In Death of a Cyclist, Maria Jose (Lucia Bose) is an unfaithful wife who has a torrid extramarital affair with Juan (Alberto Closas). As they are driving back home from a romantic rendezvous, they accidentally run over a cyclist in the middle of a deserted road. Maria and Juan fear that their secret love relationship will become public, so they decide to leave the man to die in the middle of nowhere. But even as they run away, their guilt will relentlessly follow them.
In a rather obvious way, from the very beginning Death of a Cyclist features the complexities of class conflict. Indeed, the murderous and adulterous couple belongs to the bourgeoisie and the cyclist to the working class. In a sense, the highlight of Death of a Cyclist is the rather unique way it merges class unrest with the moral decision of taking responsibility for one’s action.
Such a political ideology is also made evident in its relation to the Spanish Civil War, which took place from 1936 until 1939. Indeed, we are told that Juan fought the war and the place where the cyclist dies is a historic battle site with old trenches. As a consequence, Death of a Cyclist cleverly associates Juan’s personal guilt for leaving the man to die, with the country’s cultural guilt regarding the Civil War. This is a relevant connection because at that time many people felt that the Spanish Civil War only led to the oppression and suffering of the poor and working classes.
An outstanding piece of filmmaking, Death of a Cyclist was rightfully recognized at the Cannes International Film Festival in 1955. Bardem received the FIPRESCI award, granted by the International Federation of Film Critics. Created in 1930, this prize has always had the noble objective of encouraging young and innovative filmmakers.
In spite of its international success, Bardem continued to be deeply concerned with the poor state of the cinema industry in Spain.
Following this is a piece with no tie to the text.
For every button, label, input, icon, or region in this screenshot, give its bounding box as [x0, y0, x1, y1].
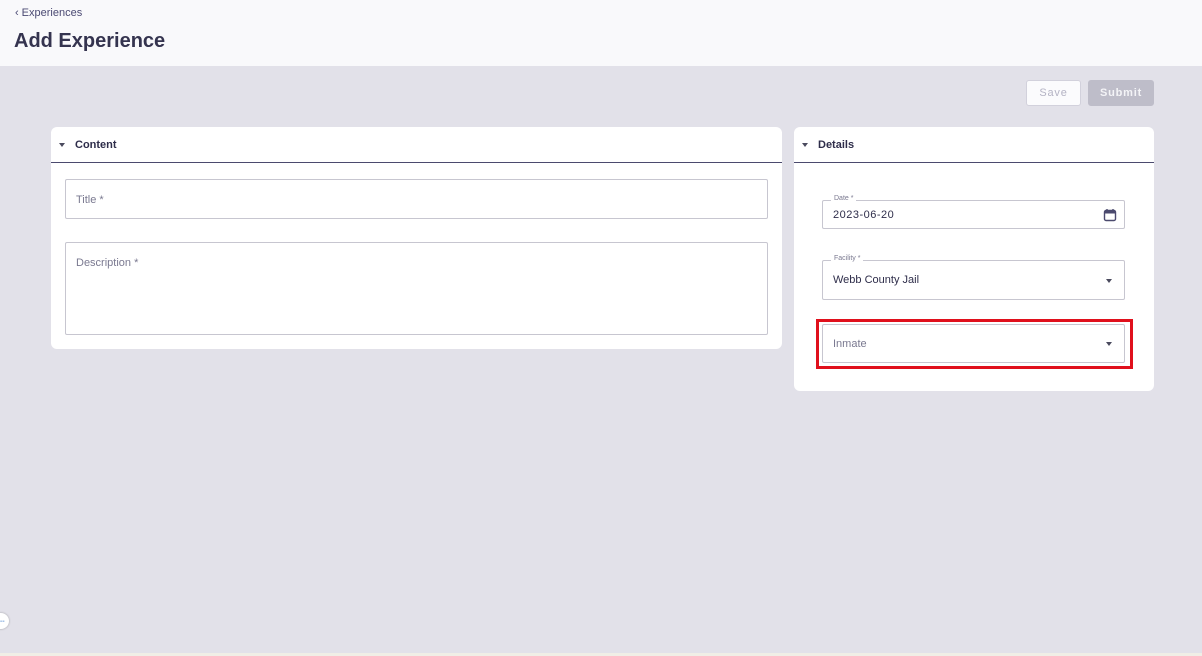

Barely a few days after receiving his award in Cannes, Bardem attended the Salamanca Congress at the esteemed University of Salamanca. The title of the meeting was “National Conversations on Film” and brought together several Spanish filmmakers to discuss the present and future of their national cinema.
Bardem’s talk, entitled “Report on the Current State of Our Cinema”, openly condemned and criticized the national movie industry. According to Bardem, “Spanish cinema is politically ineffective, socially false, intellectually worthless, aesthetically nonexistent, and industrially crippled”. For Bardem, Spanish cinema was irrelevant because it was “incapable of showing us the true nature of Spain’s problems, of its lands and people”.
Considering that Death of a Cyclist is a true masterpiece of socially conscious filmmaking, it is a shame that this film remains in obscurity in the English language world. Fortunately, the Criterion Collection has recently released a long overdue home video presentation of Bardem’s film. Typical of Criterion, Death of a Cyclist is presented in pristine video and audio quality. There are only two extra features included in this DVD presentation, an enlightening documentary on Bardem and an informative booklet with an essay by film scholar Marsha Kinder and the transcript of Bardem’s presentation at the Salamanca Congress.
Even though Death of a Cyclist is a clear amalgamation of two dramatically distinct artistic styles, the film succeeds in deconstructing the Italian neorealism and the Hollywood flick into a unique cultural product that faithfully showcased the torrid social landscape of Spain under Franco. A true classic of world cinema, the historical context of Death of a Cyclist helps us appreciate how cinema is an art, but also a powerful political and ideological tool.